Using a interconnected four-part, mixed-methods, multi-frameworks design underpinned by implementation science theory, the research programme will (1) review global kidney genetics clinic models, outcomes, determinants of successful implementation, and implementation strategies; (2) assess local stakeholder perceptions, priorities and contextual determinants using Consolidated Framework for Implementation Research (CFIR)-guided qualitative inquiry; (3) co-design and refine tailored implementation strategies via Consolidated Framework for Implementation Research-Expert Recommendations for Implementing Change (CFIR-ERIC) mapping and hybrid participatory methods; and (4) evaluate the clinic’s service, patients, and implementation outcomes in a prospective effectiveness-implementation hybrid type 2 quasi-experimental interrupted time-series study design.
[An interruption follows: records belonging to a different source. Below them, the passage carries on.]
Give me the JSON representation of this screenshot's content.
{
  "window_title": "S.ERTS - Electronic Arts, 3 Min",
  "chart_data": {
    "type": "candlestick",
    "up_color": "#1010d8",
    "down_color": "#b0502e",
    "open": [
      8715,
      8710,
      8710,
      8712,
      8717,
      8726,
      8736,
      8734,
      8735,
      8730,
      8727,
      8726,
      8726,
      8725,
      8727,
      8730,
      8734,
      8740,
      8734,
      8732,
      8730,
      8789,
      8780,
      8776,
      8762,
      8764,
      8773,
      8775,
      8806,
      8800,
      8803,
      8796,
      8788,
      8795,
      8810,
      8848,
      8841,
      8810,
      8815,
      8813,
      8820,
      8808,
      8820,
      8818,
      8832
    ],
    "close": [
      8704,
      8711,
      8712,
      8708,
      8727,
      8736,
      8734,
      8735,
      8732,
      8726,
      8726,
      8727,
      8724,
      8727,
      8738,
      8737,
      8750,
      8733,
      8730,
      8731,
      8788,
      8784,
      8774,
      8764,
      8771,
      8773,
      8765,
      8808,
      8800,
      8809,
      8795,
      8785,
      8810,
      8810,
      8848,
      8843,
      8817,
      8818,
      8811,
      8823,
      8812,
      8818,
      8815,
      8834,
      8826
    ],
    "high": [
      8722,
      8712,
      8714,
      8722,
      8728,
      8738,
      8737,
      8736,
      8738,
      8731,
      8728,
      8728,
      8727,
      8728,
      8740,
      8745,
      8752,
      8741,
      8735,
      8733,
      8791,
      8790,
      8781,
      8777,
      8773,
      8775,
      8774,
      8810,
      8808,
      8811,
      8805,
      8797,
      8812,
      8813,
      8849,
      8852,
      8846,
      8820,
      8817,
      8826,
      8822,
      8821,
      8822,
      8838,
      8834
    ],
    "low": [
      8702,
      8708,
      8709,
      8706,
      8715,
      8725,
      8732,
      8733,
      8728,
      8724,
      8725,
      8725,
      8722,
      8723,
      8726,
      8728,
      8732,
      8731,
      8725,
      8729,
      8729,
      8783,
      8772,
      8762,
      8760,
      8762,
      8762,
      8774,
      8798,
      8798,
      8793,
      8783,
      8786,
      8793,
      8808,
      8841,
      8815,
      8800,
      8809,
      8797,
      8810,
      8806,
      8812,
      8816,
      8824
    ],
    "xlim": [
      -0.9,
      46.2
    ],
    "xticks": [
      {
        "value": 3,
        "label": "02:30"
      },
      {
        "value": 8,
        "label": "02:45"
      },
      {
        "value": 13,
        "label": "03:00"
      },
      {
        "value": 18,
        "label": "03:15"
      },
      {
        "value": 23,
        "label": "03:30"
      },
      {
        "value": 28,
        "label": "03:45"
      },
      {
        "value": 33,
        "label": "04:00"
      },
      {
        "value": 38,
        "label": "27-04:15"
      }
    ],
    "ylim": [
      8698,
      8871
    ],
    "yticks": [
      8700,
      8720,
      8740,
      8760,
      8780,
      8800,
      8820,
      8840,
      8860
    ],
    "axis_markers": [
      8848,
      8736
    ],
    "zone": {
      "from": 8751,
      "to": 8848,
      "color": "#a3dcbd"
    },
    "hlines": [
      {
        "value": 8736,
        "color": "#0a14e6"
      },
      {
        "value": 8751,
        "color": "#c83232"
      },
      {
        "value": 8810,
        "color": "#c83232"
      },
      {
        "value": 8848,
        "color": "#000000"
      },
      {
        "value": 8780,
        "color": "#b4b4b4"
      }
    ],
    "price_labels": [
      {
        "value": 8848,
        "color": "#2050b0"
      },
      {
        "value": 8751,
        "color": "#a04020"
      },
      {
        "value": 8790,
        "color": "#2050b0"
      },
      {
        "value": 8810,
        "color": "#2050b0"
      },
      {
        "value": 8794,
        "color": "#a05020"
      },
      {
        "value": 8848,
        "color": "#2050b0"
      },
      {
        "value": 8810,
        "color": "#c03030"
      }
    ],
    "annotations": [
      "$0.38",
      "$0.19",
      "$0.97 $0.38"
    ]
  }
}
Outcomes assessed include (1) service outcomes (diagnostic yield, clinical utility, and timeliness of care); (2) patient-reported outcomes (personal utility, patient-reported outcome measures); and (3) Proctor-defined implementation outcomes (acceptability, appropriateness, readiness, feasibility, and fidelity, and penetration). We will measure outcomes longitudinally across pre-implementation, implementation, and post-implementation phases, and analyse data using segmented regression analysis to assess changes in outcomes over time. The Implementation Research Logic Model (IRLM) will guide evaluation and adaptation throughout.

Discussion

This programme is designed to address critical implementation gaps between genomic evidence and clinical practice. Through four sequential studies, the programme will generate standardised kidney genetics clinic models and care pathways, evidence-informed implementation determinants, and context-tailored, co-designed implementation strategies. Taken together, this programme will establish a policy-relevant genetic nephrology care model with improved service, patient-reported, and implementation outcomes for the benefit of patients and families living with genetic kidney disease.